Losing at Love

Recently I witnessed the unraveling of a love relationship. I was at our county courthouse waiting in line for my turn at the glass window, when a young couple stepped up to a different window not far from mine. The sign above theirs read, “FAMILY”.

As I waited, I watched, worrying over the reason they were at the window. The mother, looking like a middle school kid, was burdened down with a massive diaper bag, a big purse, and a heavy toddler. I just hoped they weren’t filing for divorce.

But it was worse than that.

Family courtThe father (think teenager) leaned toward the window to explain. “This here is my baby, and I want to give up custody.”

The woman on the other side of the glass winced a little and said, “You mean you want to terminate your rights as a father?”

“Yeah,” he said, without a bit of emotion. “See, I don’t wanna give ‘em any more money. I haven’t worked for a year, and I don’t have any money. I wanna be done.”

I glanced at the mother, who had moved to a folding chair nearby. She, too, was without emotion.

A rush of grief swept through me, and I wanted to know every detail about these three people. Had they finished high school? Did they have a place to live? Had they raised their baby together so far? Were their parents helping? Had they told anyone what they were doing today? Did they have any money? Or food? (Both were reed thin.) But it was my turn at the other window.

A few minutes later out in the hall, I saw the young mother sitting on a bench, her baby on her lap. I smiled at her, and she smiled back, so I walked up and said, “You have a sweet baby there. How old is he?”

“Almost two,” she said, turning his face so I could see him better. “He was born two months too soon, but the doctor says he’s doing pretty good.”

“He’s darling,” I said. “You must be very proud of him.”

“Oh, I am,” she said, and we continued to chat, two moms who both love children.

When I finally stepped toward the elevator she said, “I hope you have a really nice day, ma’am, a really good day.” I wished her the same, but hopelessness washed over me. The sting of tears made me grateful I was headed for the privacy of my car.

When I got there, though, the Lord chided me. “That situation is not hopeless. You should know better than that. Why don’t you stop despairing and pray for them?”

As I prayed, God reminded me he already knows the answers to my many questions about them. He also has the power to affect change in their lives, and praying for them was an opportunity to trust the Lord to act on their behalf.

With God involved, nothing is ever hopeless.

“Blessed are the poor in spirit, for theirs is the kingdom of heaven.” (Matthew 5:3)
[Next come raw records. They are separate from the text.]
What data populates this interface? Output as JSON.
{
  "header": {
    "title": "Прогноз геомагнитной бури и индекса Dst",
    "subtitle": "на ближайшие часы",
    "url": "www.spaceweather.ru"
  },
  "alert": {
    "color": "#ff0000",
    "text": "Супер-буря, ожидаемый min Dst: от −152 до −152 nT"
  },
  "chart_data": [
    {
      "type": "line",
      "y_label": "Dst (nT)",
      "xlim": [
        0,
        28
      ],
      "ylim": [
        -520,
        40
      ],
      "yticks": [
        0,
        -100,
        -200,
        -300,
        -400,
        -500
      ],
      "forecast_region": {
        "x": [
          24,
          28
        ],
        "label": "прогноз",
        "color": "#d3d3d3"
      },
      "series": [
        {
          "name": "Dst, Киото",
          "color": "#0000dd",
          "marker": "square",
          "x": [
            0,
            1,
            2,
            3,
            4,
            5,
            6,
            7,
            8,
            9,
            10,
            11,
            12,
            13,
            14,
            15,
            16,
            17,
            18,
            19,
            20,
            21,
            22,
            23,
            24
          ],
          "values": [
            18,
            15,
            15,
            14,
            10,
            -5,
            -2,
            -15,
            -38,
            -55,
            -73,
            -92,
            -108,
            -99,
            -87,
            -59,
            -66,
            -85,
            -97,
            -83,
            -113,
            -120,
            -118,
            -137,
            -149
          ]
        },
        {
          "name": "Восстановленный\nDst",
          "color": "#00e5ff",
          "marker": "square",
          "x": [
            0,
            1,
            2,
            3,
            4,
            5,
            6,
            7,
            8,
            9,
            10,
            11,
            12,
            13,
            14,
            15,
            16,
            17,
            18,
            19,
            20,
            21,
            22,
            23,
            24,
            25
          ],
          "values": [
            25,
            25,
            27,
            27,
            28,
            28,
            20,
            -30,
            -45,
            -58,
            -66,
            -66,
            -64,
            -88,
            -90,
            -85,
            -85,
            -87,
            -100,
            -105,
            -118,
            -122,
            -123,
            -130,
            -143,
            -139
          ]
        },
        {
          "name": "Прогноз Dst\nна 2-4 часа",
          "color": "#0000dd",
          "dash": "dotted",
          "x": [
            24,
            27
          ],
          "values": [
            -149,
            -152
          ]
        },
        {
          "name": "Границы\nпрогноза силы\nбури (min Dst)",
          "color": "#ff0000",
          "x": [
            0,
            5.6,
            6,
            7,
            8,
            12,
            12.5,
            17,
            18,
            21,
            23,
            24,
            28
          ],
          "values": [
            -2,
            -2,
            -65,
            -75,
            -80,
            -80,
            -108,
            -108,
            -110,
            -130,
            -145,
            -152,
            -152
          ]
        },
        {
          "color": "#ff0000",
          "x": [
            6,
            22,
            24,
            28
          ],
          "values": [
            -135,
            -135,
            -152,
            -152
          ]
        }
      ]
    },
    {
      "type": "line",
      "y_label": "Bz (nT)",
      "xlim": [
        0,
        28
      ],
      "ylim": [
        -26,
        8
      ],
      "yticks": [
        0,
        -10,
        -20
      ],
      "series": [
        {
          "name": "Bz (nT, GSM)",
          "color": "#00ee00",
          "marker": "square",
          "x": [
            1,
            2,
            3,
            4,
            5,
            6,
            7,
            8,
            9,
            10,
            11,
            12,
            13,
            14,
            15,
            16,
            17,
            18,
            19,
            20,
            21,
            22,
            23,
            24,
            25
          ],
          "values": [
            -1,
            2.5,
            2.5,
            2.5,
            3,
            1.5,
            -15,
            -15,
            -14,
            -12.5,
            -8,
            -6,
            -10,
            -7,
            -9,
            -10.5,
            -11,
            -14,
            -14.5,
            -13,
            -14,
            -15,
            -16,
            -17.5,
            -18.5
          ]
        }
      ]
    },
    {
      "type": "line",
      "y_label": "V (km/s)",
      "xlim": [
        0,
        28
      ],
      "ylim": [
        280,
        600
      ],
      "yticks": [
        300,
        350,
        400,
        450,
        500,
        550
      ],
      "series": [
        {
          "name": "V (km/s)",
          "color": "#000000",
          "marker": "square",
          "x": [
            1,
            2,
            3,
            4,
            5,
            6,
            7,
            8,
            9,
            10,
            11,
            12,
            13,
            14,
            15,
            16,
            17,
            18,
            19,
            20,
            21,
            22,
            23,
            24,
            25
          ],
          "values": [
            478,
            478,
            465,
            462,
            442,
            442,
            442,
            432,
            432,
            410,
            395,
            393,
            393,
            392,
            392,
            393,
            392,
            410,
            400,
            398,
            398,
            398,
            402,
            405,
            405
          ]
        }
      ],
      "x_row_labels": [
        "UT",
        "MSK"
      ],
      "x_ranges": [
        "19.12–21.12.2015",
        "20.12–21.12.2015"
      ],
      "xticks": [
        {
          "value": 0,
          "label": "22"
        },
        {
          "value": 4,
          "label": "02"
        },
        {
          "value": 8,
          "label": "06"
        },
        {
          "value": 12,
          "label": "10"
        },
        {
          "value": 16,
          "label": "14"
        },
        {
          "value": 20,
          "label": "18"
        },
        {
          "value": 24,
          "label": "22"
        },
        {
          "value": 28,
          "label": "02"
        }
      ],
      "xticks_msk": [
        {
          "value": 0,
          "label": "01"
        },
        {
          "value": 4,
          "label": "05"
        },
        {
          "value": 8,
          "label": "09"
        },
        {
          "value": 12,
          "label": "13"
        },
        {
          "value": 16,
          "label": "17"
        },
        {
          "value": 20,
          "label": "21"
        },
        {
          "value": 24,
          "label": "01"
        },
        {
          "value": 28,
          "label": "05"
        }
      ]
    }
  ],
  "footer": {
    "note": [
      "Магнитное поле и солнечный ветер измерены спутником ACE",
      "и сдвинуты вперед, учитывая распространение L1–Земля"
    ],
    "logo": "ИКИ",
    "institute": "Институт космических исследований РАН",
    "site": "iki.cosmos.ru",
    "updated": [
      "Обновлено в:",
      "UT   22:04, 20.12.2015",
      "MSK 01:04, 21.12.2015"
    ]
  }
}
Praising and Praying with Mary

  1. I’m thankful for a good week (without chemo!) leading up to daughter Stina’s wedding this Saturday.
  2. Please pray for weather that will allow the ceremony to take place outdoors as planned.
  3. Chemo resumes Monday.

2 thoughts on “Losing at Love

  1. What a wonderful reminder of God’s sovereignty – even when things appear hopeless from our limited human perspective.

  2. I’ve always found it very interesting when god has put me in a situation like you described – giving me opportunity to pray for someone/something, only HE knows about, but used me to touch their lives/situation with prayer. God is the ‘weaver of His tapestry’ of life, and we are the ‘threads’ being woven just as He desires. That is a beautiful reminder. thanks for sharing it.
    Mary is definitely in my prayers for being strong and feeling good for the wedding of her daughter this Saturday. I pray a SUPERNATURAL IMPARTATION of God’s strength be upon her throughout this time of celebration.
    I know this is a joyous time for you, as well, Margaret, with all your children around you, and the chaotic fun you are having with all those grandbabies! Enjoy. God bless!